I’m going to share a story with you about how the company I work for actually started, before it was a proper SaaS.
Not the founder, not the dev. I work close to product and growth at a SaaS that turns Google Maps into usable lead lists. Seeing the "behind the scenes" here has been a serious reality check.
Before there was an automated platform, the founders were coming off a failed project. They were burned out from building features that looked great on paper but didn't sell. So for this new idea, they made a simple rule: Don’t code. Just sell.
For the first few months, the product was just a manual service. They found people who needed local business data, and when someone asked for a list, they ran scripts manually on a laptop. They cleaned the Excel files by hand, line by line, and sent them via email with a simple PayPal invoice.

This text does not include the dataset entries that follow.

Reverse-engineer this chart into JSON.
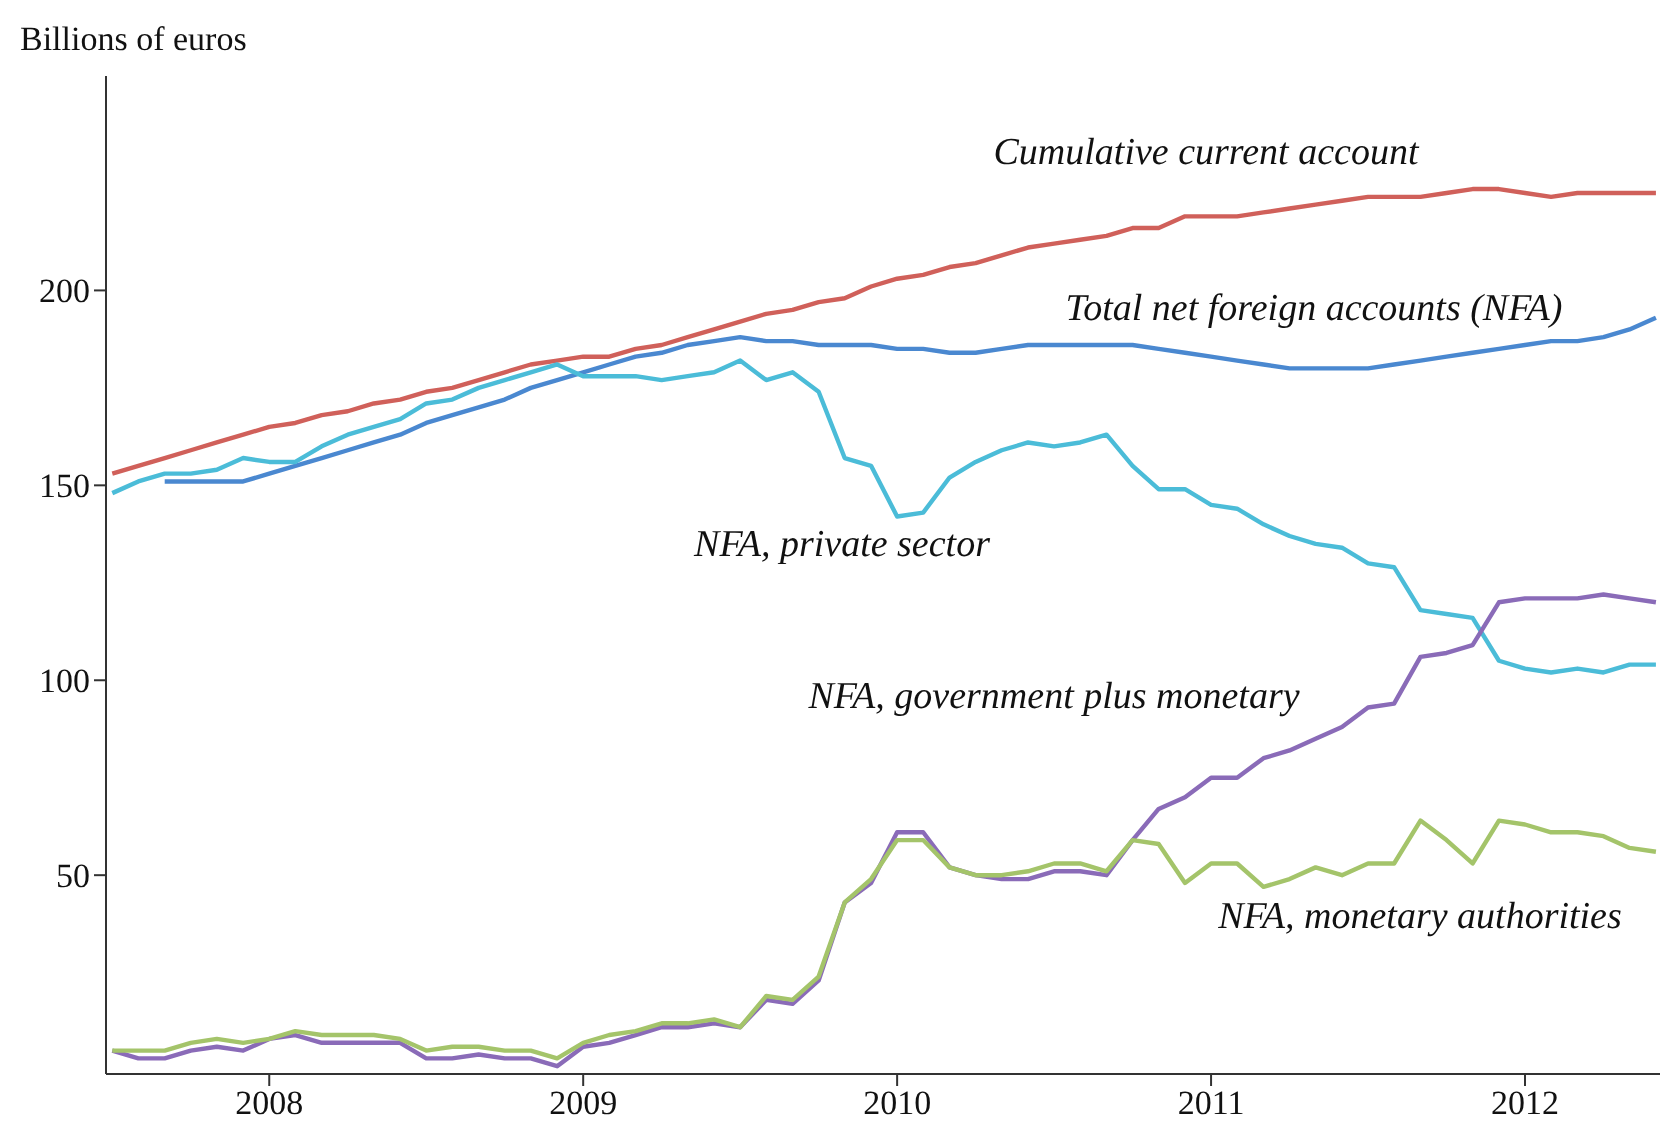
{
  "chart_data": {
    "type": "line",
    "ylabel": "Billions of euros",
    "x": [
      2007.5,
      2007.583,
      2007.667,
      2007.75,
      2007.833,
      2007.917,
      2008,
      2008.083,
      2008.167,
      2008.25,
      2008.333,
      2008.417,
      2008.5,
      2008.583,
      2008.667,
      2008.75,
      2008.833,
      2008.917,
      2009,
      2009.083,
      2009.167,
      2009.25,
      2009.333,
      2009.417,
      2009.5,
      2009.583,
      2009.667,
      2009.75,
      2009.833,
      2009.917,
      2010,
      2010.083,
      2010.167,
      2010.25,
      2010.333,
      2010.417,
      2010.5,
      2010.583,
      2010.667,
      2010.75,
      2010.833,
      2010.917,
      2011,
      2011.083,
      2011.167,
      2011.25,
      2011.333,
      2011.417,
      2011.5,
      2011.583,
      2011.667,
      2011.75,
      2011.833,
      2011.917,
      2012,
      2012.083,
      2012.167,
      2012.25,
      2012.333,
      2012.417
    ],
    "series": [
      {
        "name": "Cumulative current account",
        "color": "#d0605a",
        "values": [
          153,
          155,
          157,
          159,
          161,
          163,
          165,
          166,
          168,
          169,
          171,
          172,
          174,
          175,
          177,
          179,
          181,
          182,
          183,
          183,
          185,
          186,
          188,
          190,
          192,
          194,
          195,
          197,
          198,
          201,
          203,
          204,
          206,
          207,
          209,
          211,
          212,
          213,
          214,
          216,
          216,
          219,
          219,
          219,
          220,
          221,
          222,
          223,
          224,
          224,
          224,
          225,
          226,
          226,
          225,
          224,
          225,
          225,
          225,
          225
        ]
      },
      {
        "name": "Total net foreign accounts (NFA)",
        "color": "#4a88d0",
        "values": [
          null,
          null,
          151,
          151,
          151,
          151,
          153,
          155,
          157,
          159,
          161,
          163,
          166,
          168,
          170,
          172,
          175,
          177,
          179,
          181,
          183,
          184,
          186,
          187,
          188,
          187,
          187,
          186,
          186,
          186,
          185,
          185,
          184,
          184,
          185,
          186,
          186,
          186,
          186,
          186,
          185,
          184,
          183,
          182,
          181,
          180,
          180,
          180,
          180,
          181,
          182,
          183,
          184,
          185,
          186,
          187,
          187,
          188,
          190,
          193
        ]
      },
      {
        "name": "NFA, private sector",
        "color": "#4bbcd8",
        "values": [
          148,
          151,
          153,
          153,
          154,
          157,
          156,
          156,
          160,
          163,
          165,
          167,
          171,
          172,
          175,
          177,
          179,
          181,
          178,
          178,
          178,
          177,
          178,
          179,
          182,
          177,
          179,
          174,
          157,
          155,
          142,
          143,
          152,
          156,
          159,
          161,
          160,
          161,
          163,
          155,
          149,
          149,
          145,
          144,
          140,
          137,
          135,
          134,
          130,
          129,
          118,
          117,
          116,
          105,
          103,
          102,
          103,
          102,
          104,
          104
        ]
      },
      {
        "name": "NFA, government plus monetary",
        "color": "#8a6bb8",
        "values": [
          5,
          3,
          3,
          5,
          6,
          5,
          8,
          9,
          7,
          7,
          7,
          7,
          3,
          3,
          4,
          3,
          3,
          1,
          6,
          7,
          9,
          11,
          11,
          12,
          11,
          18,
          17,
          23,
          43,
          48,
          61,
          61,
          52,
          50,
          49,
          49,
          51,
          51,
          50,
          59,
          67,
          70,
          75,
          75,
          80,
          82,
          85,
          88,
          93,
          94,
          106,
          107,
          109,
          120,
          121,
          121,
          121,
          122,
          121,
          120
        ]
      },
      {
        "name": "NFA, monetary authorities",
        "color": "#a4c46a",
        "values": [
          5,
          5,
          5,
          7,
          8,
          7,
          8,
          10,
          9,
          9,
          9,
          8,
          5,
          6,
          6,
          5,
          5,
          3,
          7,
          9,
          10,
          12,
          12,
          13,
          11,
          19,
          18,
          24,
          43,
          49,
          59,
          59,
          52,
          50,
          50,
          51,
          53,
          53,
          51,
          59,
          58,
          48,
          53,
          53,
          47,
          49,
          52,
          50,
          53,
          53,
          64,
          59,
          53,
          64,
          63,
          61,
          61,
          60,
          57,
          56
        ]
      }
    ],
    "xlim": [
      2007.48,
      2012.43
    ],
    "xticks": [
      2008,
      2009,
      2010,
      2011,
      2012
    ],
    "ylim": [
      -1,
      255
    ],
    "yticks": [
      50,
      100,
      150,
      200
    ],
    "grid": false,
    "legend": false
  }
}
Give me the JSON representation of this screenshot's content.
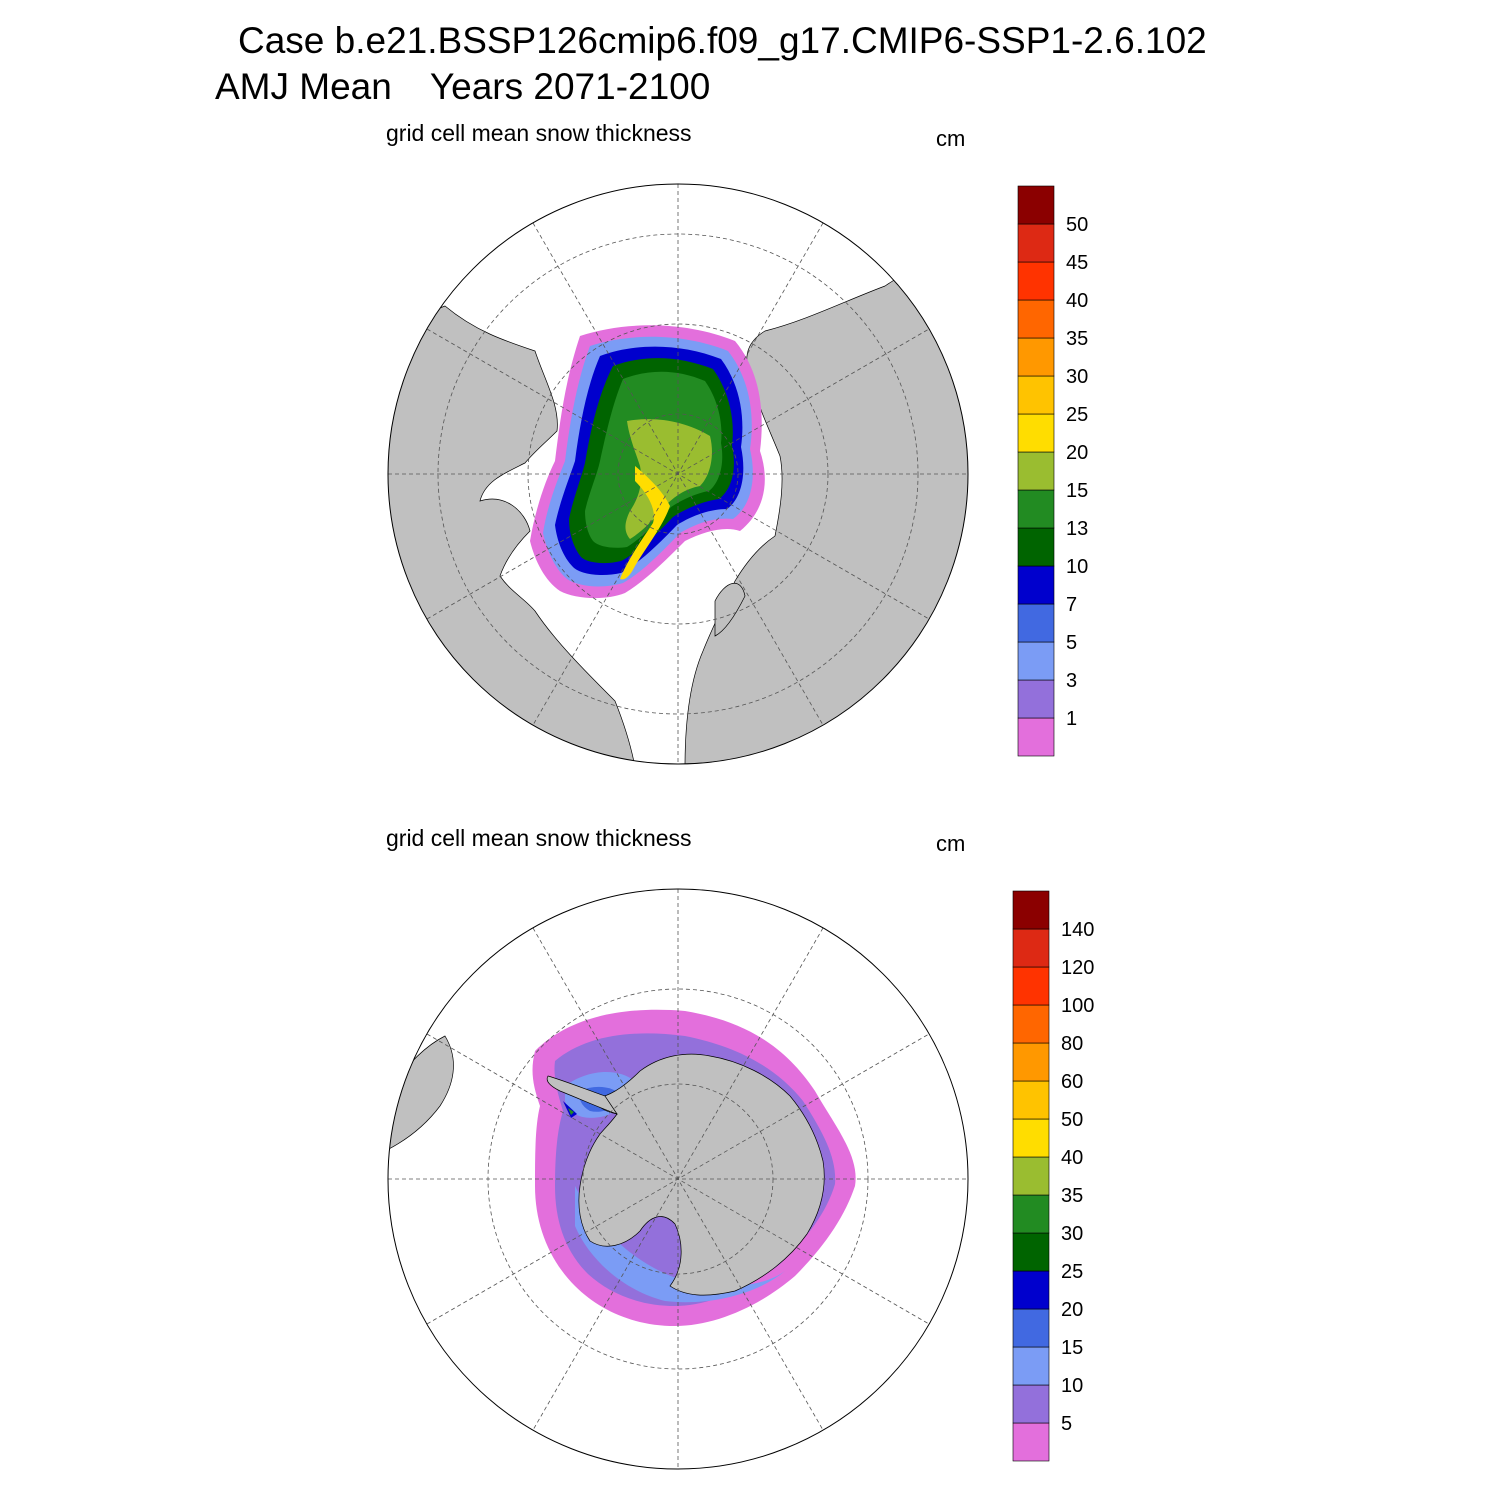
{
  "title": {
    "case": "Case b.e21.BSSP126cmip6.f09_g17.CMIP6-SSP1-2.6.102",
    "season": "AMJ Mean",
    "years": "Years 2071-2100"
  },
  "colors": {
    "land": "#c0c0c0",
    "ocean": "#ffffff",
    "palette": [
      "#e36fdc",
      "#9370db",
      "#7b9cf5",
      "#4169e1",
      "#0000cd",
      "#006400",
      "#228b22",
      "#9abd30",
      "#ffdd00",
      "#ffc300",
      "#ff9800",
      "#ff6600",
      "#ff3300",
      "#dd2914",
      "#8b0000"
    ]
  },
  "panels": [
    {
      "hemisphere": "north",
      "title": "grid cell mean snow thickness",
      "units": "cm",
      "colorbar_levels": [
        "1",
        "3",
        "5",
        "7",
        "10",
        "13",
        "15",
        "20",
        "25",
        "30",
        "35",
        "40",
        "45",
        "50"
      ]
    },
    {
      "hemisphere": "south",
      "title": "grid cell mean snow thickness",
      "units": "cm",
      "colorbar_levels": [
        "5",
        "10",
        "15",
        "20",
        "25",
        "30",
        "35",
        "40",
        "50",
        "60",
        "80",
        "100",
        "120",
        "140"
      ]
    }
  ]
}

It sounds counter-intuitive for a tech company, but this manual grind is exactly what saved the business. If the data was wrong, the customer complained instantly. They didn't need to analyze user behavior to know what was broken, they felt it in the inbox. It also proved that people weren't paying for a slick tool, they were paying for the result. If a customer is willing to wait 24 hours for a manual email, you know you have a real business. Plus, those early sales literally funded the first months of actual development.
The automated dashboard was only built once the manual work became physically impossible to handle.
The lesson from inside the machine is clear: The SaaS was built to scale a solution that already worked, not to try and find a problem with a shiny UI. If what you’re doing right now feels ugly, slow, and unscalable, you’re probably exactly where you need to be.